A Gulf Med Aviation Services, empresa contratada para assegurar o transporte aéreo de emergência em Portugal, apontou o dedo ao Governo e ao Instituto Nacional de Emergência Médica (INEM), culpando ambos pelos atrasos no processo de adjudicação que inviabilizaram o arranque completo da operação a 1 de julho, conforme previsto.

Num artigo publicado este sábado, 19 de julho, pelo jornal Observador, Simon Camilleri, presidente da empresa, descreve todo o processo como tendo decorrido de “forma atropelada”. Camilleri refere que o concurso público internacional sofreu um atraso de dois meses, tendo sido lançado apenas a 22 de novembro de 2024, quando deveria ter ocorrido até 30 de setembro do mesmo ano.

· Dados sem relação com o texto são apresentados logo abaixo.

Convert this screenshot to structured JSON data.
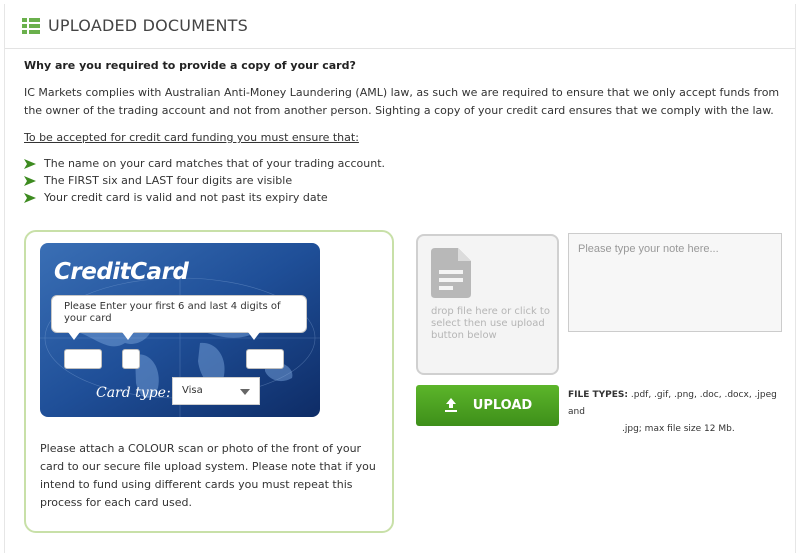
{
  "header": {
    "title": "UPLOADED DOCUMENTS",
    "icon": "list-icon",
    "icon_color": "#6ab04c"
  },
  "info": {
    "question": "Why are you required to provide a copy of your card?",
    "intro": "IC Markets complies with Australian Anti-Money Laundering (AML) law, as such we are required to ensure that we only accept funds from the owner of the trading account and not from another person. Sighting a copy of your credit card ensures that we comply with the law.",
    "requirements_heading": "To be accepted for credit card funding you must ensure that:",
    "requirements": [
      "The name on your card matches that of your trading account.",
      "The FIRST six and LAST four digits are visible",
      "Your credit card is valid and not past its expiry date"
    ],
    "bullet_color": "#3d8b20"
  },
  "card_panel": {
    "border_color": "#c8e0a8",
    "card_brand": "CreditCard",
    "tooltip": "Please Enter your first 6 and last 4 digits of your card",
    "card_type_label": "Card type:",
    "card_type_value": "Visa",
    "attach_text": "Please attach a COLOUR scan or photo of the front of your card to our secure file upload system. Please note that if you intend to fund using different cards you must repeat this process for each card used."
  },
  "upload": {
    "drop_text": "drop file here or click to select then use upload button below",
    "note_placeholder": "Please type your note here...",
    "note_value": "",
    "button_label": "UPLOAD",
    "button_color": "#4ea224",
    "file_types_label": "FILE TYPES:",
    "file_types_line1": ".pdf, .gif, .png, .doc, .docx, .jpeg and",
    "file_types_line2": ".jpg; max file size 12 Mb."
  }
}
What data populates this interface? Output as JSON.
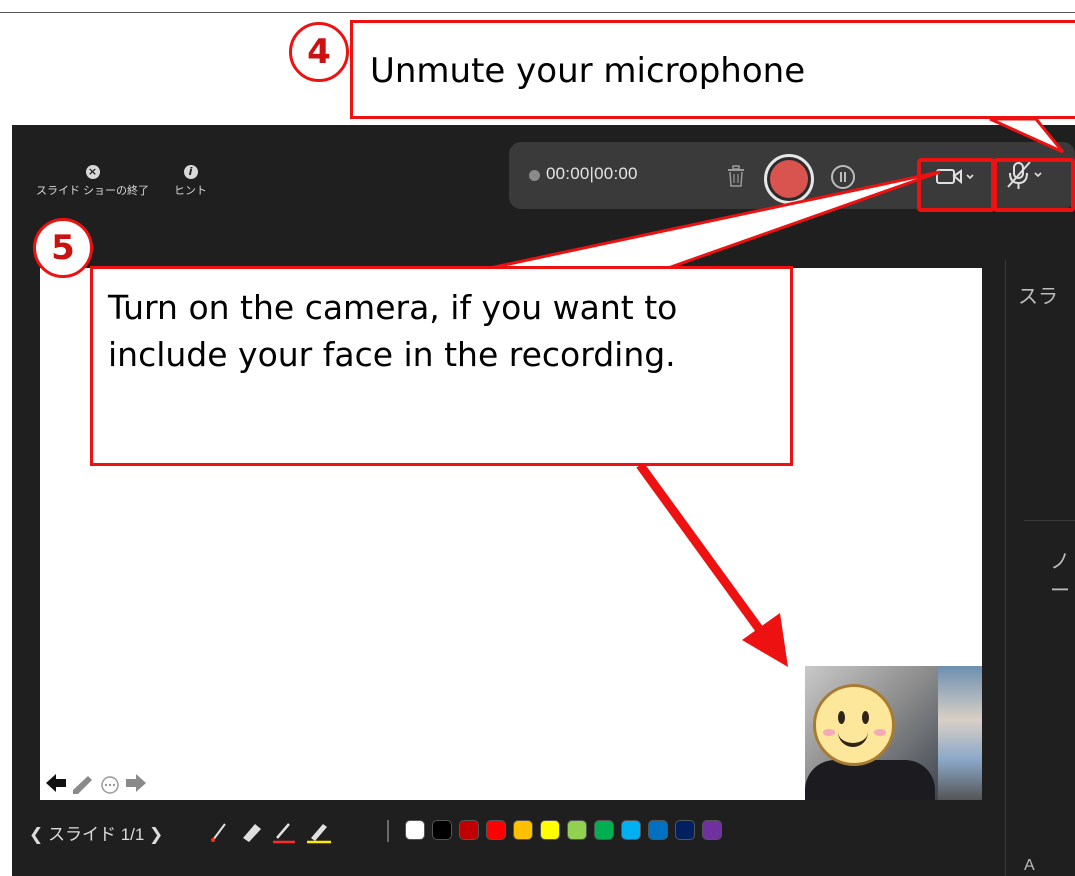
{
  "topbar": {
    "end_show_label": "スライド ショーの終了",
    "end_show_icon": "close-circle-icon",
    "hint_label": "ヒント",
    "hint_icon": "info-icon"
  },
  "recording": {
    "time": "00:00|00:00",
    "record_button_color": "#d9534f"
  },
  "slide_nav": {
    "label": "❮ スライド 1/1 ❯"
  },
  "pen_colors": [
    "#ffffff",
    "#000000",
    "#c00000",
    "#ff0000",
    "#ffc000",
    "#ffff00",
    "#92d050",
    "#00b050",
    "#00b0f0",
    "#0070c0",
    "#002060",
    "#7030a0"
  ],
  "side_panel": {
    "heading_top": "スラ",
    "heading_notes": "ノー",
    "bottom_text": "A"
  },
  "callouts": {
    "step4": {
      "number": "4",
      "text": "Unmute your microphone"
    },
    "step5": {
      "number": "5",
      "text": "Turn on the camera, if you want to include your face in the recording."
    }
  },
  "colors": {
    "callout_red": "#ee1111",
    "app_background": "#1f1f1f"
  }
}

O responsável apresenta uma cronologia dos acontecimentos para ilustrar os constrangimentos enfrentados. Segundo diz, a análise das propostas decorreu entre janeiro e março de 2025, embora o prazo devesse ter terminado logo em janeiro. O contrato foi formalizado a 21 de maio, mas o visto do Tribunal de Contas só chegou a 30 de junho — a escassas horas do início das operações.

“Assim, é evidente para todos os envolvidos – desde que estejam de boa-fé, tal como sempre estivemos – que os prazos com que este processo se desenrolou tornaram complexo o início da atividade a 1 de julho”, escreveu Camilleri, acrescentando que a empresa “foi sempre transparente sobre as dificuldades técnicas e regulamentares que os prazos apertados vieram acrescentar” a uma operação que classifica como “de grande complexidade”.

Quando se confirmou que os quatro helicópteros H145 previstos no contrato não estariam operacionais no início de julho, foi o próprio INEM a lançar uma solução transitória através de ajuste direto. Nesse contexto, a Gulf Med salienta ter sido a única entre as 14 empresas consultadas que aceitou responder ao pedido — “mesmo que transitória e com as limitações operacionais decorrentes dos recursos disponíveis”. A empresa afirma ainda que outra das concorrentes terá indicado que necessitaria de cinco a seis meses para conseguir reunir os meios humanos e técnicos necessários.

Camilleri sustenta que esta realidade demonstra o grau de exigência e o tempo necessário para estruturar uma operação desta natureza: “Esta situação confirma que mesmo os operadores já estabelecidos no mercado português reconhecem a complexidade e os prazos necessários para montar uma operação desta envergadura”.

Defende também que, caso o processo tivesse decorrido dentro dos prazos normais, com contrato assinado em janeiro de 2025, a empresa teria conseguido alocar os meios necessários a tempo, incluindo helicópteros e tripulações especializadas. O CEO recorda que a avaliação de risco exigida pela regulamentação europeia para este tipo de serviço não pode ser feita de forma acelerada, sendo obrigatória a existência de um contrato válido onde estejam definidos os parâmetros da operação. “Muito menos definidos sem a existência de um contrato válido e em vigor, onde fiquem acordados os parâmetros específicos em que se vai desenvolver essa operação”, alerta.

Sobre as críticas dirigidas à empresa, Simon Camilleri não esconde a insatisfação. Embora admita que a Gulf Med não tinha recursos especificamente alocados ao contrato no momento da adjudicação, afirma que tal não é prática comum no setor, por ser “economicamente inviável e operacionalmente desnecessário manter recursos desta magnitude sem contratos confirmados”. Reforça que a empresa estava “perfeitamente preparada” para cumprir os compromissos assumidos e que o problema residiu no “timing” da contratação pública, e não na sua capacidade operacional.

Rejeitando acusações e colocando a tónica no empenho da empresa, Camilleri sublinha: “Como empresário, poderia ter-me escudado atrás de questões burocráticas e não assumido qualquer compromisso. Isso merece reconhecimento, não críticas infundadas”.

De acordo com dados divulgados pelo INEM na sexta-feira anterior, nos primeiros 15 dias de julho foram realizadas 29 missões de emergência aérea, cinco das quais asseguradas pela Força Aérea Portuguesa (FAP), que assumiu temporariamente o serviço até que a operação contratada — no valor de 77 milhões de euros — possa estar totalmente implementada.